Wednesday, July 30, 2008

Dibalik kemelut SK Gubernur dan SK Mendagri

Bulan-bulan terakhir ini sulawesi tenggara cukup sering masuk berita nasional. Dimulai dengan anarkisme mahasiswa-polisi pasca demo anti penggusuran PKL di kota kendari, pembakaran salah satu gedung di kampus Unhalu oleh para preman, sampai dengan polemik penolakan pejabat bupati Butur dan Konut yang ditunjuk oleh Mendagri juga adanya SK ganda untuk posisi yang sama karena SK Gubernur keluar lebih dulu menunjuk para sekda sebagai pejabat bupati.

Nah untuk kasus ketiga ini, polemiknya menjadi berkepanjangan karena gubernur merasa benar dan mempunyai kewenangan untuk menunjuk pejabat bupati sementara mendagri merasa jauh lebih berhak karena penunjukkan saat ini berstatus perpanjangan masa jabatan sebagai pejabat sementara. Kasus ini menunjukkan betapa kuat aroma politik dalam penujukkan pejabat bupati tsb. Mendagri semestinya berkonsultasi terlebih dahulu dengan gubernur sebelum menunjuk pjs bupati. Demikian juga gubernur, jika alasan tak dicabutnya SK penunjukkan pjs bupati agar tak terjadi kekosongan jabatan, maka semestinya begitu keluar keputusan mendagri maka SK tsb dicabut saja. Toh SK gubernur hanyalah untuk menjaga agar tak terjadi kekosongan kekuasaan. Sebab membiarkan berlakunya penunjukkan ganda untuk satu posisi dalam pemerintahan hanya akan merugikan daerah bersangkutan. Dan gubernur sebagai warga sultra harus lebih mengutamakan kepentingan rakyatnya. Polemik tsb akan banyak menghambat proses pembangunan seperti proses perizinan, investasi, dll karena kewenangan ganda tsb akan menimbulkan ambigu di tengah masyarakat. Polemi ini sekali lagi tak merugikan mendagri tetapi hanya merugikan rakyat kedua kabupaten tsb sekaligus rakyat dari sang gubernur.

Di sisi lain, penolakan warga atas pejabat yg ditunjuk oleh gubernur menunjukkan bahwa pejabat pusat hanya menggunakan kekuasaan dalam menyelesaikan masalah. Mendagri hanya berputar-putar pada soal kewenangan. Padahal esensi penunjukkan pjs bupati tsb adalah bagaimana menempatkan the right man on the right place.

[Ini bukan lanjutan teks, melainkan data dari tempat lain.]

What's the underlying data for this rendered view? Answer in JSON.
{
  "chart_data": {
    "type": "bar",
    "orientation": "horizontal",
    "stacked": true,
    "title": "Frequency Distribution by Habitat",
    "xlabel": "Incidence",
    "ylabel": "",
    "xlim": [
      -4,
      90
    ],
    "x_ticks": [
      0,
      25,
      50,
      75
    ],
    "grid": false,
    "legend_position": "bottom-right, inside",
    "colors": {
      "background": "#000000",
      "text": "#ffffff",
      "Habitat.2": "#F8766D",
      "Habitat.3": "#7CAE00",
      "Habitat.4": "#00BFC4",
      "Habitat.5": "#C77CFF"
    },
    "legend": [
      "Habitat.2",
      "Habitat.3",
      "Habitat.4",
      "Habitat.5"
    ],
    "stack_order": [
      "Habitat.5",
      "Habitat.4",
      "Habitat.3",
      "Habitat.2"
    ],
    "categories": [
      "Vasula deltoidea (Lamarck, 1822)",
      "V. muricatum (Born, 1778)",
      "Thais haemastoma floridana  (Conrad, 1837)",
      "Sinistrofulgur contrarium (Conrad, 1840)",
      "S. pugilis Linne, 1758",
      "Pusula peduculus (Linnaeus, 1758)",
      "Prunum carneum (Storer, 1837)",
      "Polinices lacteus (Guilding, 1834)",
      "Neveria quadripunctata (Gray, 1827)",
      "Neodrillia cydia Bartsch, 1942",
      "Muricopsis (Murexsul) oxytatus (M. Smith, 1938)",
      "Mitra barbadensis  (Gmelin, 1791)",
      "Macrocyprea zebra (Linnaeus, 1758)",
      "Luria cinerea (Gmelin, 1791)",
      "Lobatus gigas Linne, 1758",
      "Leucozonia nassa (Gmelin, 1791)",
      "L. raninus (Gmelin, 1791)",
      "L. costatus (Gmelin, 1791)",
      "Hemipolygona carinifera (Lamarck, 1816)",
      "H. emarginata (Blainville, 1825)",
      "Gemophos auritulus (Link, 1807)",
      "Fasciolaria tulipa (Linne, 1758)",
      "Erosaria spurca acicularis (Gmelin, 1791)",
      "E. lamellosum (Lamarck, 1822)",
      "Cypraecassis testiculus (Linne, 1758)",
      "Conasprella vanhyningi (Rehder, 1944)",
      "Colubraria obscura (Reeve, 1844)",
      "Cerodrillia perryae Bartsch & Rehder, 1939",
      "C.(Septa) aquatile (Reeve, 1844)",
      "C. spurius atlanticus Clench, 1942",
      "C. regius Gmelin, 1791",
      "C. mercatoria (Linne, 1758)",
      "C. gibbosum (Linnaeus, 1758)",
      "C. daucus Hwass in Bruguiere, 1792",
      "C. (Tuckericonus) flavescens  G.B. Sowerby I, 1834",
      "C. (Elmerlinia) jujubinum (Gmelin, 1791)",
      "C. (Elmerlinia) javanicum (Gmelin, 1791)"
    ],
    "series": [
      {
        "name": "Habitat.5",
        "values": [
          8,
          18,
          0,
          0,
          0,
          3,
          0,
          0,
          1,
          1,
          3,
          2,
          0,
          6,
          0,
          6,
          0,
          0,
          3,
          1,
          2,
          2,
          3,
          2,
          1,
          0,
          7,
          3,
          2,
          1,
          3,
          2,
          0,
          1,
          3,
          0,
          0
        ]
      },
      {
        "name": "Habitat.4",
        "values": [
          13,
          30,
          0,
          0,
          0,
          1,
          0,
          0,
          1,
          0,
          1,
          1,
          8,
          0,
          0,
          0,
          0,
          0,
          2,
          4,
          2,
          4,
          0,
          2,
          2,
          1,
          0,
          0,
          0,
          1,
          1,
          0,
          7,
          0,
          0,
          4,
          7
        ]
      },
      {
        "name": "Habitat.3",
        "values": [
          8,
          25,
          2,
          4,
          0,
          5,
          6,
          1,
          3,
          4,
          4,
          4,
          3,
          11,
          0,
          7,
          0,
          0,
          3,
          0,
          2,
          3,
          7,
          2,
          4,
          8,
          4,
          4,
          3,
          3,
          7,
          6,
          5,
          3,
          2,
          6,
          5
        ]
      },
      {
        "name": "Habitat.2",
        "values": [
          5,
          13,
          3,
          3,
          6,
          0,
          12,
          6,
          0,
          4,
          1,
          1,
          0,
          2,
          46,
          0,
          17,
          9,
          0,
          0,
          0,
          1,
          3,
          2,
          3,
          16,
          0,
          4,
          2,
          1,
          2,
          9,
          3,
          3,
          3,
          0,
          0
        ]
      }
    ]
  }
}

Jika rakyat melakukan perlawanan seperti ini patut dipertanyakan kriteria apa yang digunakan oleh mendagri dalam memilih pjs bupati diantara puluhan bahkan ratusan pejabat karir maupun politisi yang memenuhi syarat untuk menduduki posisi tsb agar kedua daerah tsb dapat tetap melanjutkan agenda-agenda pemerintahannya guna menuju pada terpilihnya bupati definitif hasil pilihan rakyat secara langsung.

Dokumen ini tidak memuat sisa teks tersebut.